O surto de virose que tomou conta de Guarujá nas últimas semanas de 2024 trouxe à tona um problema antigo e negligenciado: a falta de planejamento e regulação em períodos de alta temporada turística. Com o aumento expressivo no número de pacientes nas unidades de saúde daquela cidade, como a UPA Enseada e o PAM Rodoviária, foi necessário reforçar equipes e ampliar a infraestrutura para atender à demanda, o que obviamente afeta a vida dos moradores locais. O episódio revela como as políticas públicas em vigilância sanitária e epidemiológica continuam frágeis no Estado de São Paulo e em todo o Brasil. A situação evidencia a ausência de uma atuação mais coordenada entre os entes federados, que deveriam trabalhar juntos para estabelecer medidas preventivas, especialmente em locais onde o turismo se intensifica durante períodos específicos do ano.
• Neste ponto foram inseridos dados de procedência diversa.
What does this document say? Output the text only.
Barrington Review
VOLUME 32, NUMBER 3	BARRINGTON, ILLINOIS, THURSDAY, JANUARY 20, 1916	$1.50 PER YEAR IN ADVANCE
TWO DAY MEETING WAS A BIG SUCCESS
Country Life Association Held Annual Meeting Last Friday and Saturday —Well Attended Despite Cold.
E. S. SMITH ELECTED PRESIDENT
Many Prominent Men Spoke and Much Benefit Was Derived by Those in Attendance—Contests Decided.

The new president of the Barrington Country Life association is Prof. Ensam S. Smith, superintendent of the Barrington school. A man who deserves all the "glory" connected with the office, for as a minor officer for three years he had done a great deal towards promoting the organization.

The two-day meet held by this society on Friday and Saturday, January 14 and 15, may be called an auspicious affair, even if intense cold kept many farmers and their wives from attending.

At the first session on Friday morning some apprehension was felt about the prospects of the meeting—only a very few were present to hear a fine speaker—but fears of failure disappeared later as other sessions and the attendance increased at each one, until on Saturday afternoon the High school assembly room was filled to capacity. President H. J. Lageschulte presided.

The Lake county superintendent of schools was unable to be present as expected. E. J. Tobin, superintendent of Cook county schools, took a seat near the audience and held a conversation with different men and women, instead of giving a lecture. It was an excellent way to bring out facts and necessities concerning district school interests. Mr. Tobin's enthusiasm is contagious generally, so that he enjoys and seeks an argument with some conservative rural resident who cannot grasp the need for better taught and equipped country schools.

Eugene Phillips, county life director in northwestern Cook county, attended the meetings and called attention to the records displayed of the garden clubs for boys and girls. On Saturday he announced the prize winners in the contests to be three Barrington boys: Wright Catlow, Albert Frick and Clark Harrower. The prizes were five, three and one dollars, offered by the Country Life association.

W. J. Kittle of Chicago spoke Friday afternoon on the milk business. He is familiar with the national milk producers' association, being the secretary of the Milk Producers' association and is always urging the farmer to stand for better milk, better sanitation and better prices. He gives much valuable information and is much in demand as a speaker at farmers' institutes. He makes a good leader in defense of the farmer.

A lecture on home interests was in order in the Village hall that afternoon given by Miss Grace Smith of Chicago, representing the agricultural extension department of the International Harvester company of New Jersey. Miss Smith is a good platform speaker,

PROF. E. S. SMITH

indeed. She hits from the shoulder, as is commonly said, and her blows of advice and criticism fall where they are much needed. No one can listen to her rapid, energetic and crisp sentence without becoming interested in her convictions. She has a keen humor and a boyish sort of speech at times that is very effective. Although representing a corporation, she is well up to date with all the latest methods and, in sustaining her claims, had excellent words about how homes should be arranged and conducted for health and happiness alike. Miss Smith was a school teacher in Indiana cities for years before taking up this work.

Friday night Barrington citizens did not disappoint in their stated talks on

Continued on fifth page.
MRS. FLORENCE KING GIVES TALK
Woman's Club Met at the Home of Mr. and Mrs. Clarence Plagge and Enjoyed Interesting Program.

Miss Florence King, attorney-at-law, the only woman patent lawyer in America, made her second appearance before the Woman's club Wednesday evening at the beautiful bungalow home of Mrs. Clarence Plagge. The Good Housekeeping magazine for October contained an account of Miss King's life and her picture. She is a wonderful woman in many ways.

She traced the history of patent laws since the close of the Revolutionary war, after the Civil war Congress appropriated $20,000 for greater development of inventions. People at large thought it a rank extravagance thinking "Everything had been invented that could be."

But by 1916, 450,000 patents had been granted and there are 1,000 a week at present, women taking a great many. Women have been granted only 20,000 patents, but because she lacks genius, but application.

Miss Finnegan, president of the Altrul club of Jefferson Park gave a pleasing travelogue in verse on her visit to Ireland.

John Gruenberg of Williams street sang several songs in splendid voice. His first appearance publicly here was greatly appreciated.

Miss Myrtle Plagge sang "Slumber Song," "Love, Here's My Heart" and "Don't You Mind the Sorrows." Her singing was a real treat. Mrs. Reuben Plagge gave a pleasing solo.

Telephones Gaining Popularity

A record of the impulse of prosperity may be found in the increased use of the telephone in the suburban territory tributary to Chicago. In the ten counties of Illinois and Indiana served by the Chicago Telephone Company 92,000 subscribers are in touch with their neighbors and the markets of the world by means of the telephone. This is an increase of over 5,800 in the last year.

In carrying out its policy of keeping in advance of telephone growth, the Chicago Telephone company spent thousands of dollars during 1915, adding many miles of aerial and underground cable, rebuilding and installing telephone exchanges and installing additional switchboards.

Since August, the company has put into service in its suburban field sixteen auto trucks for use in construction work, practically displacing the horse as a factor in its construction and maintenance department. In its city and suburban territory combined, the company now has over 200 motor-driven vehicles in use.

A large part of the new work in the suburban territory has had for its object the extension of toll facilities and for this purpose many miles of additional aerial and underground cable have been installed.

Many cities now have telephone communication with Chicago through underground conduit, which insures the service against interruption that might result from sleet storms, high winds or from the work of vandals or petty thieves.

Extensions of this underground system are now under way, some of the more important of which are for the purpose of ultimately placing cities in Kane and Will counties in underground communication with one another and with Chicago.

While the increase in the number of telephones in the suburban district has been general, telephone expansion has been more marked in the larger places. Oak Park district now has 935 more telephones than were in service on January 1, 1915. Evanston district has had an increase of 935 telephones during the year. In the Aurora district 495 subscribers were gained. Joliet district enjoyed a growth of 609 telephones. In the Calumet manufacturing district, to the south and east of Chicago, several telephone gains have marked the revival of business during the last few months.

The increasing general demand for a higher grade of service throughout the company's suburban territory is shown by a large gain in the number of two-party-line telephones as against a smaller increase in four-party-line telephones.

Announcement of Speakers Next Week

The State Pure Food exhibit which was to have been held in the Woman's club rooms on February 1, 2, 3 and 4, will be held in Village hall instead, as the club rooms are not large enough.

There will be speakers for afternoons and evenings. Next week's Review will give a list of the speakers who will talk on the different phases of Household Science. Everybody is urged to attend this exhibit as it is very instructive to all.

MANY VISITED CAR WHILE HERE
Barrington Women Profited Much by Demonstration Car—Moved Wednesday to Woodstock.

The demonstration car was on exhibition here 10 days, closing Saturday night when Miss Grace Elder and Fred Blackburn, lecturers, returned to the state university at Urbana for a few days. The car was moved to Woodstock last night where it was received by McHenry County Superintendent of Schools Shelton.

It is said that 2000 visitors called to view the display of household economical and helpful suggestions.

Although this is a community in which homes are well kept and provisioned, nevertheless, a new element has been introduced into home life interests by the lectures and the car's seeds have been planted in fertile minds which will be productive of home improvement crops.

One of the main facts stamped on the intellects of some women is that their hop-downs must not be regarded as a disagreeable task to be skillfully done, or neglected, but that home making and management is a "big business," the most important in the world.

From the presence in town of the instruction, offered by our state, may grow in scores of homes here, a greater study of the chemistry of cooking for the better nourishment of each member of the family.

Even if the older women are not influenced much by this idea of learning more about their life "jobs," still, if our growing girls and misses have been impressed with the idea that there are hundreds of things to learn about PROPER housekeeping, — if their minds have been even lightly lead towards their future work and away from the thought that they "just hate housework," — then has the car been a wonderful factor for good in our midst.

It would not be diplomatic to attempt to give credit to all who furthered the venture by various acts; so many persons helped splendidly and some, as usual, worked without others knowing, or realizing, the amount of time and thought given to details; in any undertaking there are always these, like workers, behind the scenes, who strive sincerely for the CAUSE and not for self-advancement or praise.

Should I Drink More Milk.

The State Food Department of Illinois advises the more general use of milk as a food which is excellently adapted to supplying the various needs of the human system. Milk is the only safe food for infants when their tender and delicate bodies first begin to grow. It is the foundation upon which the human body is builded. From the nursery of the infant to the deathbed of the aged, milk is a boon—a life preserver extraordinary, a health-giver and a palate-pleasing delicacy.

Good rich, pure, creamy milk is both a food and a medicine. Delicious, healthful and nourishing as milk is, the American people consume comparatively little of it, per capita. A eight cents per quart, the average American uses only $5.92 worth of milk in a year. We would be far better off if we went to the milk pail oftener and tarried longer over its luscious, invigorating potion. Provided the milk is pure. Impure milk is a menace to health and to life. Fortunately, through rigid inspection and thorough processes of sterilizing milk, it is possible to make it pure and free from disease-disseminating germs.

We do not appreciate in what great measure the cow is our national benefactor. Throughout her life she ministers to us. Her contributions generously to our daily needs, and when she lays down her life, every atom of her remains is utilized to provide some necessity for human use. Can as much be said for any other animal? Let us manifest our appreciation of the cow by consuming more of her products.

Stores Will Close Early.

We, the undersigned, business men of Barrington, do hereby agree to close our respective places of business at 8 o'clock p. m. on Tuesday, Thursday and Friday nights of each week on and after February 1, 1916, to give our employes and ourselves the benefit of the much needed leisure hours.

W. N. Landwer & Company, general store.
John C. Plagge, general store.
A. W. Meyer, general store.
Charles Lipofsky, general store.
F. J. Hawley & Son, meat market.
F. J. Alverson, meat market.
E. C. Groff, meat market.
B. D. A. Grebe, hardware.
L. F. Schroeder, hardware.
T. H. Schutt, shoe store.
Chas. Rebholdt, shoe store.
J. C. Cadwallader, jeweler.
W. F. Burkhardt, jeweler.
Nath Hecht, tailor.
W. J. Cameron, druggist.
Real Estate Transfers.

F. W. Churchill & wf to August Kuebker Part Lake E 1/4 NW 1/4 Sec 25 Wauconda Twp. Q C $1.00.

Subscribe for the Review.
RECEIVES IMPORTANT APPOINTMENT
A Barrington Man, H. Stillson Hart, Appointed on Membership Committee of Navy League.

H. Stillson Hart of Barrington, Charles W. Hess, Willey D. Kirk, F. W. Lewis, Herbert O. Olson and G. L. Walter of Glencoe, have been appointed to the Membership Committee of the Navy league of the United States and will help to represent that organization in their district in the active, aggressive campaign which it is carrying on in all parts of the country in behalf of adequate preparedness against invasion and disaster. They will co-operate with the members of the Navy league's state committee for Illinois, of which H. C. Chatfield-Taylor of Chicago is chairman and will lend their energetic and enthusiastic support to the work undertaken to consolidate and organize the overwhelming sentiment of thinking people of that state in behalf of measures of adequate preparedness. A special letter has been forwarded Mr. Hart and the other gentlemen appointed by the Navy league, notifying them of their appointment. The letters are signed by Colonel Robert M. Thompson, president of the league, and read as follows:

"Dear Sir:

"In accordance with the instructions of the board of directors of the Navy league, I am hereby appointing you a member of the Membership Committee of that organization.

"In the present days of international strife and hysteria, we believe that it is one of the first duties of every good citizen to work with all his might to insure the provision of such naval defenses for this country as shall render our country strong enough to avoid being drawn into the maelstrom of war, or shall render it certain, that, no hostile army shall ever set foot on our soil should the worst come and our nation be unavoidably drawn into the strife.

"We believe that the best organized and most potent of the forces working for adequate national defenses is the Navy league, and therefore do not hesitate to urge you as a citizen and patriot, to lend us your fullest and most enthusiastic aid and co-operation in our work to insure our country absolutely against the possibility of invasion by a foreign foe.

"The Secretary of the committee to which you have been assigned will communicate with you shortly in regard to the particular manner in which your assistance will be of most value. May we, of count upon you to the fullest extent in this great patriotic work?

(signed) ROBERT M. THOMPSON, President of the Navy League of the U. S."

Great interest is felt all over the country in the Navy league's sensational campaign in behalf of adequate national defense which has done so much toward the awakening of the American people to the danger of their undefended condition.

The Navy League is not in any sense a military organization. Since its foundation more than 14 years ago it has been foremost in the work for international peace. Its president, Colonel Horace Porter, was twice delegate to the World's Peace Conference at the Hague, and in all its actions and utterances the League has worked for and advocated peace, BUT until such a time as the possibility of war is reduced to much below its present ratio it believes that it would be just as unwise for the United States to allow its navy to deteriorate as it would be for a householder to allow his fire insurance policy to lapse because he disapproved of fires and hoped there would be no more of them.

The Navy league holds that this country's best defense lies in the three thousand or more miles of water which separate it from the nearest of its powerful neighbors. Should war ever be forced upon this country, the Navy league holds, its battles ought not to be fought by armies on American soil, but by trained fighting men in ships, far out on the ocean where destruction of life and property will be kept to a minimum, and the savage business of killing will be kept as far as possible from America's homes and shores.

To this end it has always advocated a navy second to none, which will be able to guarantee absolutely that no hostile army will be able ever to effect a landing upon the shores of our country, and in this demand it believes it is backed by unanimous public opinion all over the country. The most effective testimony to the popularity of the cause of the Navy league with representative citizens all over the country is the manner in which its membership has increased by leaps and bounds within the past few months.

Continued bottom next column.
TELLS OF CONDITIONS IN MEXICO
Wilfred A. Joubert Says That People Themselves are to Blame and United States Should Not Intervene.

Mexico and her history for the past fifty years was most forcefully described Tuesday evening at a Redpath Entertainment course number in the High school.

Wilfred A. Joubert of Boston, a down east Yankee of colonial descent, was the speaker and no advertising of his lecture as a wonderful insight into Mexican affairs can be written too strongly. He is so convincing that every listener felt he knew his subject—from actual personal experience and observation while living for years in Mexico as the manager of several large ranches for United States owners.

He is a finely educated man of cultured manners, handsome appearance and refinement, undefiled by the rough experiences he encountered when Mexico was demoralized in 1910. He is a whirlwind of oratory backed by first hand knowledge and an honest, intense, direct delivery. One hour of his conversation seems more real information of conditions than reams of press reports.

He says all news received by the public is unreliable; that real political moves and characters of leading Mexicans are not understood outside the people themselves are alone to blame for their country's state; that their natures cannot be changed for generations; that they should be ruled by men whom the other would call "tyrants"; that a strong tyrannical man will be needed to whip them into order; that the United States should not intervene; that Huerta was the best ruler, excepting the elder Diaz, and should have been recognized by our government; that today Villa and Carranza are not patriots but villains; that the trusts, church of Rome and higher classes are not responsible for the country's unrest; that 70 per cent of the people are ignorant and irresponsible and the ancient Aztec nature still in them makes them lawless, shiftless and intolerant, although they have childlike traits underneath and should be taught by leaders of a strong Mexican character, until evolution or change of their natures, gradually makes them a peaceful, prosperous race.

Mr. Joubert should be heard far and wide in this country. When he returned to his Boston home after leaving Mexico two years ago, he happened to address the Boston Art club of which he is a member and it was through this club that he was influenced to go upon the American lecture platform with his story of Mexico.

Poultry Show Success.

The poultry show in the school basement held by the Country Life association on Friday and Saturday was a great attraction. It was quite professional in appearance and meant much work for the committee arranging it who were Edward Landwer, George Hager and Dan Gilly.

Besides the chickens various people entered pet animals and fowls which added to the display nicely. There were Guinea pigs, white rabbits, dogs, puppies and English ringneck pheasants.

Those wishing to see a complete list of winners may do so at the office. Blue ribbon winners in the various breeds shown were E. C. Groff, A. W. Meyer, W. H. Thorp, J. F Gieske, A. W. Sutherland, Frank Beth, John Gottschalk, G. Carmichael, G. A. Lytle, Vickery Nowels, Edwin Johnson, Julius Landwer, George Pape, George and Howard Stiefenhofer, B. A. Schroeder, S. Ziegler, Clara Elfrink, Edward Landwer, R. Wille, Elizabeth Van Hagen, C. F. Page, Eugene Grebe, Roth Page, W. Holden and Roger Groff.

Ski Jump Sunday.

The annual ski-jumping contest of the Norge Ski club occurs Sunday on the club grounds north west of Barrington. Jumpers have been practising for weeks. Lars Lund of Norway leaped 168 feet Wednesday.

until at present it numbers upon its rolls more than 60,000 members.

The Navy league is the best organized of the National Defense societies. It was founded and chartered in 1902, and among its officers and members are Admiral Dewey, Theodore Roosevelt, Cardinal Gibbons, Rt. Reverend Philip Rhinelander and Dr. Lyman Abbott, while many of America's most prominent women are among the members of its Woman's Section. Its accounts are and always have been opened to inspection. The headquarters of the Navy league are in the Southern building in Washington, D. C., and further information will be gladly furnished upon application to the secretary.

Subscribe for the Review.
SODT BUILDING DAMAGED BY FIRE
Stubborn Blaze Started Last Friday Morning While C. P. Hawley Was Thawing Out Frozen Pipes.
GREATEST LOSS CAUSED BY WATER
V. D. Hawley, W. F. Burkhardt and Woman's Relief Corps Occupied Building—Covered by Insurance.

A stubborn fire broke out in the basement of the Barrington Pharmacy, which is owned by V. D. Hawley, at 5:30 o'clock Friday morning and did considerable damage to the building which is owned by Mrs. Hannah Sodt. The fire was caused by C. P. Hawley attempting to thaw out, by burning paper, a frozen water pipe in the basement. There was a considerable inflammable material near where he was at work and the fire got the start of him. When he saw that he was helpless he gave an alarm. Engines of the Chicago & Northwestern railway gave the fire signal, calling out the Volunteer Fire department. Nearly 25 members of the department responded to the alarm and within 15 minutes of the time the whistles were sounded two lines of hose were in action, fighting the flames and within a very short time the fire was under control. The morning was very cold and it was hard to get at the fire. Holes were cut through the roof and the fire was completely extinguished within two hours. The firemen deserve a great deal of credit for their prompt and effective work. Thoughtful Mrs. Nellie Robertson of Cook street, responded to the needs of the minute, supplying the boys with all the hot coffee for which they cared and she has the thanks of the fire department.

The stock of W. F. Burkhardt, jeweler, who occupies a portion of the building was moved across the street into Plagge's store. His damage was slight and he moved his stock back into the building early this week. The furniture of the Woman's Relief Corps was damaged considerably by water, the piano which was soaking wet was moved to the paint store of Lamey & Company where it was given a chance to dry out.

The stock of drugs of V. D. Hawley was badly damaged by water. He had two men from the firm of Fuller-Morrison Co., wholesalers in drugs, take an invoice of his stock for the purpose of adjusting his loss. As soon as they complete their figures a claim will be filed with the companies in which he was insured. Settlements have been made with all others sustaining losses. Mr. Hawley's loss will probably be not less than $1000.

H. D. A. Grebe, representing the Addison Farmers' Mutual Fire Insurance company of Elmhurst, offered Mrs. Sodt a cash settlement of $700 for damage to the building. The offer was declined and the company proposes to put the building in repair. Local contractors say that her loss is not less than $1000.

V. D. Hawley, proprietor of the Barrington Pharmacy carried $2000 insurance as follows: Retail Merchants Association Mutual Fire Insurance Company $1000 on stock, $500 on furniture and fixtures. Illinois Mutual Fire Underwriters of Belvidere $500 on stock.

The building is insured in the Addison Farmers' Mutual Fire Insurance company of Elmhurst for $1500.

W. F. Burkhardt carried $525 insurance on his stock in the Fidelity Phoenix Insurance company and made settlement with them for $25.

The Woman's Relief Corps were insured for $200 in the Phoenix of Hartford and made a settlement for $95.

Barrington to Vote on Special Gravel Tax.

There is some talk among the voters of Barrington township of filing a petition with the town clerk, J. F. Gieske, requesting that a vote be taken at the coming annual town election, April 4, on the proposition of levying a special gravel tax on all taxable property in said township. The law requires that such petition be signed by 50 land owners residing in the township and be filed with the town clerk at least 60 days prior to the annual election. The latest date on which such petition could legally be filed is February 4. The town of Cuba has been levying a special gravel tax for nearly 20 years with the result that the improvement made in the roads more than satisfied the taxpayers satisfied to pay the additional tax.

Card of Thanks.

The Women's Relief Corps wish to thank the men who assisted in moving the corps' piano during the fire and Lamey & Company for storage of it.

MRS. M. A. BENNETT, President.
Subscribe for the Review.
Enquanto cidades litorâneas, como Guarujá, enfrentam o desafio de acomodar o aumento exponencial de visitantes, os municípios turísticos do interior paulista poderiam aproveitar, no bom sentido, o caos que caracteriza as praias no fim de ano para se consolidar como alternativas viáveis e atrativas. Isso exige não apenas a criação de políticas públicas voltadas à promoção do turismo, mas também investimentos em infraestrutura e planejamento estratégico para acolher turistas de maneira organizada e segura.
É igualmente necessário que a população reveja sua postura ao planejar férias, especialmente após a dolorosa experiência da pandemia de covid-19. As famílias, em especial aquelas que viajam com crianças e idosos, precisam pesquisar os destinos com mais cuidado, verificando não apenas as atrações turísticas, mas também a rede de apoio à saúde disponível. Ações preventivas, como buscar informações sobre as condições sanitárias e a capacidade de atendimento médico local, são fundamentais para evitar situações de vulnerabilidade. Não basta reclamar da sorte ou lamentar fatalidades; a responsabilidade é compartilhada entre o poder público e os cidadãos.
A Constituição Federal de 1988, em seu artigo 196, estabelece que a saúde é um direito de todos e dever do Estado, garantido por meio de políticas sociais e econômicas que visem à redução do risco de doenças. Contudo, o que temos observado na prática é uma lacuna significativa na regulamentação que conecte turismo e saúde pública. É necessário que estados e municípios, especialmente os que recebem grande fluxo de visitantes, adotem legislações e práticas que contemplem o planejamento de contingências para períodos de alta temporada, mecanismos mais rigorosos de fiscalização sanitária e a obrigatoriedade de divulgação das condições da rede de saúde pública e privada nos destinos turísticos.
O surto de virose no Guarujá não é um fato isolado; ele é reflexo de uma série de falhas estruturais que continuam a colocar em risco não apenas turistas, mas também as comunidades locais. Sem mudanças efetivas na forma como o turismo e a saúde pública são geridos, tanto pelo Estado quanto pelos municípios, estaremos fadados a enfrentar problemas semelhantes no futuro. Este é o momento de aprendermos com essas situações, de fortalecer a prevenção e de avançar em políticas que protejam a população e promovam o desenvolvimento regional das locais turísticas do nosso Estado de maneira sustentável e responsável.